9.2 We warrant that (a) we will not materially decrease the overall security of the Sage Services during a subscription term, (b) the Sage Services will perform materially in accordance with the applicable Collateral,
, (c) we will not materially decrease the functionality of the Sage Services during a subscription term, and (d) the Sage Services and Content will not introduce Malicious Code into your systems. For any breach of an above warranty, your exclusive remedies are those described in sections 12.3 and 12.5.

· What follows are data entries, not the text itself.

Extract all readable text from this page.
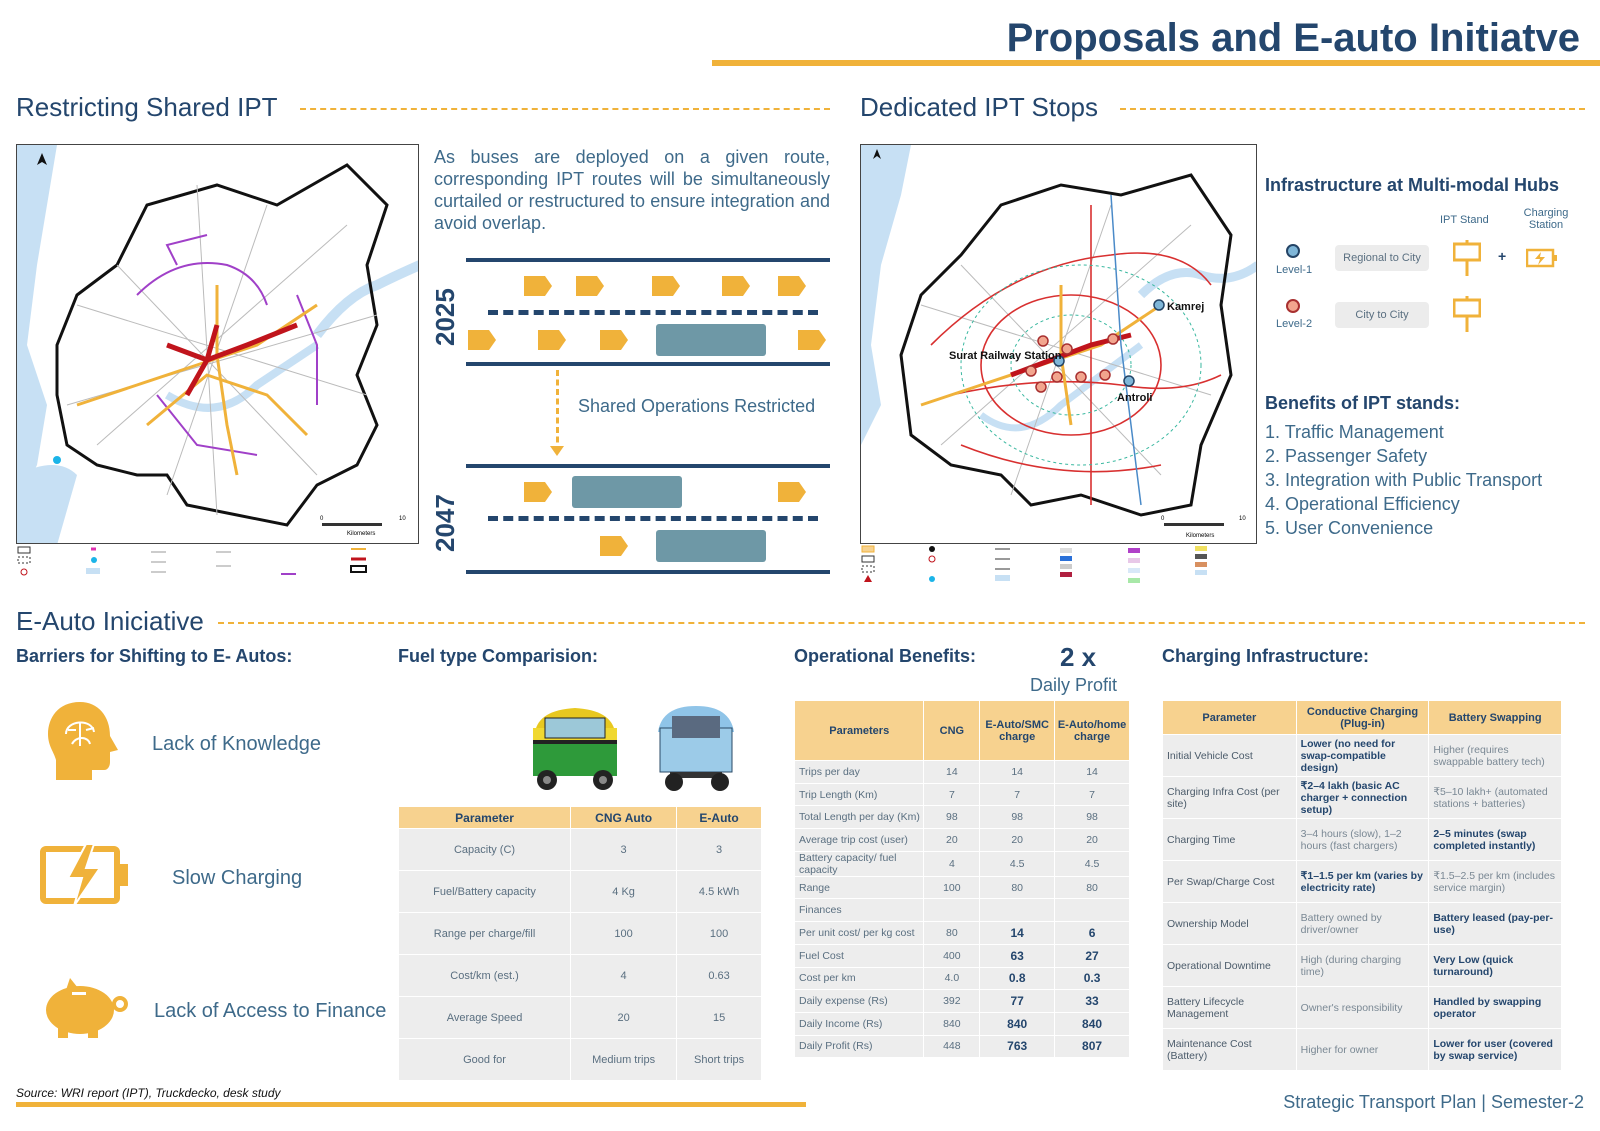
Proposals and E-auto Initiatve
Restricting Shared IPT	Dedicated IPT Stops
0	10
Kilometers
As buses are deployed on a given route, corresponding IPT routes will be simultaneously curtailed or restructured to ensure integration and avoid overlap.
Shared Operations Restricted
2025
2047
Kamrej
Surat Railway Station
Antroli
0	10
Kilometers
Infrastructure at Multi-modal Hubs
IPT Stand
Charging Station
Level-1
Regional to City	+
Level-2
City to City
Benefits of IPT stands:
1. Traffic Management
2. Passenger Safety
3. Integration with Public Transport
4. Operational Efficiency
5. User Convenience
E-Auto Iniciative
Barriers for Shifting to E- Autos:
Lack of Knowledge
Slow Charging
Lack of Access to Finance
Fuel type Comparision:
Parameter	CNG Auto	E-Auto
Capacity (C)	3	3
Fuel/Battery capacity	4 Kg	4.5 kWh
Range per charge/fill	100	100
Cost/km (est.)	4	0.63
Average Speed	20	15
Good for	Medium trips	Short trips
Operational Benefits:	2 x
Daily Profit
Parameters	CNG	E-Auto/SMC charge	E-Auto/home charge
Trips per day	14	14	14
Trip Length (Km)	7	7	7
Total Length per day (Km)	98	98	98
Average trip cost (user)	20	20	20
Battery capacity/ fuel capacity	4	4.5	4.5
Range	100	80	80
Finances			
Per unit cost/ per kg cost	80	14	6
Fuel Cost	400	63	27
Cost per km	4.0	0.8	0.3
Daily expense (Rs)	392	77	33
Daily Income (Rs)	840	840	840
Daily Profit (Rs)	448	763	807
Charging Infrastructure:
Parameter	Conductive Charging (Plug-in)	Battery Swapping
Initial Vehicle Cost	Lower (no need for swap-compatible design)	Higher (requires swappable battery tech)
Charging Infra Cost (per site)	₹2–4 lakh (basic AC charger + connection setup)	₹5–10 lakh+ (automated stations + batteries)
Charging Time	3–4 hours (slow), 1–2 hours (fast chargers)	2–5 minutes (swap completed instantly)
Per Swap/Charge Cost	₹1–1.5 per km (varies by electricity rate)	₹1.5–2.5 per km (includes service margin)
Ownership Model	Battery owned by driver/owner	Battery leased (pay-per-use)
Operational Downtime	High (during charging time)	Very Low (quick turnaround)
Battery Lifecycle Management	Owner's responsibility	Handled by swapping operator
Maintenance Cost (Battery)	Higher for owner	Lower for user (covered by swap service)
Source: WRI report (IPT), Truckdecko, desk study	Strategic Transport Plan | Semester-2
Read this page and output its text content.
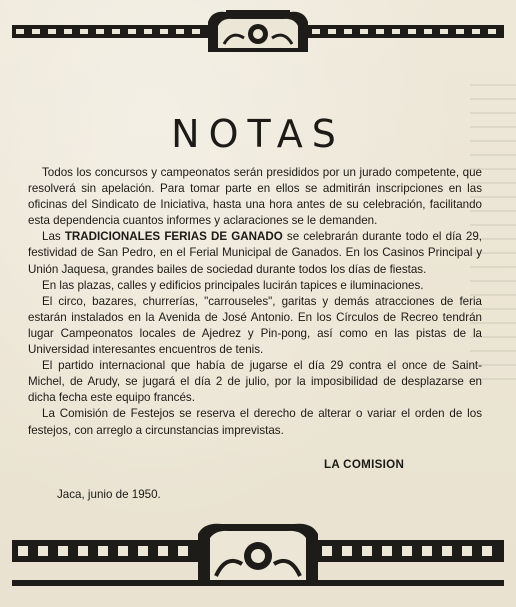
NOTAS

Todos los concursos y campeonatos serán presididos por un jurado competente, que resolverá sin apelación. Para tomar parte en ellos se admitirán inscripciones en las oficinas del Sindicato de Iniciativa, hasta una hora antes de su celebración, facilitando esta dependencia cuantos informes y aclaraciones se le demanden.

Las TRADICIONALES FERIAS DE GANADO se celebrarán durante todo el día 29, festividad de San Pedro, en el Ferial Municipal de Ganados. En los Casinos Principal y Unión Jaquesa, grandes bailes de sociedad durante todos los días de fiestas.

En las plazas, calles y edificios principales lucirán tapices e iluminaciones.

El circo, bazares, churrerías, "carrouseles", garitas y demás atracciones de feria estarán instalados en la Avenida de José Antonio. En los Círculos de Recreo tendrán lugar Campeonatos locales de Ajedrez y Pin-pong, así como en las pistas de la Universidad interesantes encuentros de tenis.

El partido internacional que había de jugarse el día 29 contra el once de Saint-Michel, de Arudy, se jugará el día 2 de julio, por la imposibilidad de desplazarse en dicha fecha este equipo francés.

La Comisión de Festejos se reserva el derecho de alterar o variar el orden de los festejos, con arreglo a circunstancias imprevistas.

LA COMISION
Jaca, junio de 1950.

9.3 EXCEPT AS EXPRESSLY PROVIDED ELSEWHERE WITHIN THIS AGREEMENT, NEITHER PARTY MAKES ANY WARRANTY OF ANY KIND, WHETHER EXPRESS, IMPLIED, STATUTORY OR OTHERWISE, AND EACH PARTY SPECIFICALLY DISCLAIMS ALL IMPLIED WARRANTIES, INCLUDING ANY IMPLIED WARRANTY OF MERCHANTABILITY, FITNESS FOR A PARTICULAR PURPOSE OR NON- NON-INFRINGEMENT, TO THE MAXIMUM EXTENT PERMITTED BY APPLICABLE LAW.
9.4 CONTENT IS PROVIDED “AS IS,” AND NO REPRESENTATIONS, CONDITIONS OR WARRANTIES ARE GIVEN IN RESPECT OF CONTENT.